How many countries have ‘Codes’ as a basic legal source in the world? In how many countries legal systems the term ‘Codification’ exist? Are there common features of codification used as a basis for comparison and analysis? Although the exact number of codes is uncertain today, the UNESCO-sponsored survey on the basic sources of various legal systems in 1957 reveals that from 110 countries 73 countries had legal sources called ‘codes’ and the work of ‘codification’. In other words, codification exists in 67 per cent of known legal systems and each system consists of an average of 6 codes. This figure seems to suggest that codification has become prevalent in most existing legal systems.

Despite its wide existence, the meaning and role of codification is different on what period and which country is considered. It may also take different forms since it may be required to fulfill different functions. It could be resorted to as a means of self-expression on nationhood or statehood as in the developing countries. Or it represents a means of assertion of a novel social and political system as in the countries of Eastern Europe. Academics in this field offer a large number of definitions which reflect a common agreement that a code is an enacted, organized statement of law in a particular field. But they offer no consensus as to the drafting style, level of comprehensiveness or exclusivity required to make an instrumental a code. In modern legal systems, legal reforms are introduced through legislation.
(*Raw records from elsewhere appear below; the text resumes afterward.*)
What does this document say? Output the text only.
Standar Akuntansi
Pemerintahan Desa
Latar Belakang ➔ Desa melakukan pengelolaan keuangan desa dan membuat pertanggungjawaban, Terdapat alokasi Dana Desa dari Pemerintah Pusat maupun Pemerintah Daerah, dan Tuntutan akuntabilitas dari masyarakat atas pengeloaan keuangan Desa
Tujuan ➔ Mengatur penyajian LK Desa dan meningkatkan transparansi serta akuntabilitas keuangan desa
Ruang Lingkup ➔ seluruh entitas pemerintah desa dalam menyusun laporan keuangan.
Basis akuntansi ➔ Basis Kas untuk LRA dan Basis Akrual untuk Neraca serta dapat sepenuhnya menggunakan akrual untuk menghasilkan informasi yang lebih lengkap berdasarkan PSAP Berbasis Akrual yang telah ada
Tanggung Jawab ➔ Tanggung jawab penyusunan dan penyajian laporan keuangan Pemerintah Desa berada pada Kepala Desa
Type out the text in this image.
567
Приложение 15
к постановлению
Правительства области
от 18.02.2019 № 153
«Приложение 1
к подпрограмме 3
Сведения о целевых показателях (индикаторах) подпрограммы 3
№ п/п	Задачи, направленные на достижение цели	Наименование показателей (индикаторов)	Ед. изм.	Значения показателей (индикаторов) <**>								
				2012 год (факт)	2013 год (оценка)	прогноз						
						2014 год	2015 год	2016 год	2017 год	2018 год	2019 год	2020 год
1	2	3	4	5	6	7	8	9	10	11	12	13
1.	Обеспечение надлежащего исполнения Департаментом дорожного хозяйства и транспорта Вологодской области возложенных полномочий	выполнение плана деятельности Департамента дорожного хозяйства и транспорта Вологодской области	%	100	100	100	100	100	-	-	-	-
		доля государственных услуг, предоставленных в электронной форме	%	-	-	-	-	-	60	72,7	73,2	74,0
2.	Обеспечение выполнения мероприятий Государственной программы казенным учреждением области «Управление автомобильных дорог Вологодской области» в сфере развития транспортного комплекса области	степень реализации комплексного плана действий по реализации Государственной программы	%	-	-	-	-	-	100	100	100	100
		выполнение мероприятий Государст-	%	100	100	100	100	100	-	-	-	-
When the legislative reform is comprehensive and professes to encompass an entire legal field, it is customarily defined as ‘codification’, and its ‘product’ as a ‘code.’

Originally, codification was part of the history of European Civil Law countries, following the tradition of Roman law and the model of the Codex Justinianus (6th century A.D.). Later, however, the idea of codification extended beyond European countries and spread over almost all over the world. The civil law of Rome has spread over Continental Europe, and has retained its authority for many centuries; the French Code has been largely adopted by other countries; and even at this early stage of its history the German Code has been made the basis of the codification of the private law of Japan. The first major wave of codification outside Europe was inextricably linked to colonialism. Others were enacted by sovereign, non European states though still largely under the influence of European models. The French, Swiss, German, and Austrian models are among the continental European models that have strongly influenced the rest of the world.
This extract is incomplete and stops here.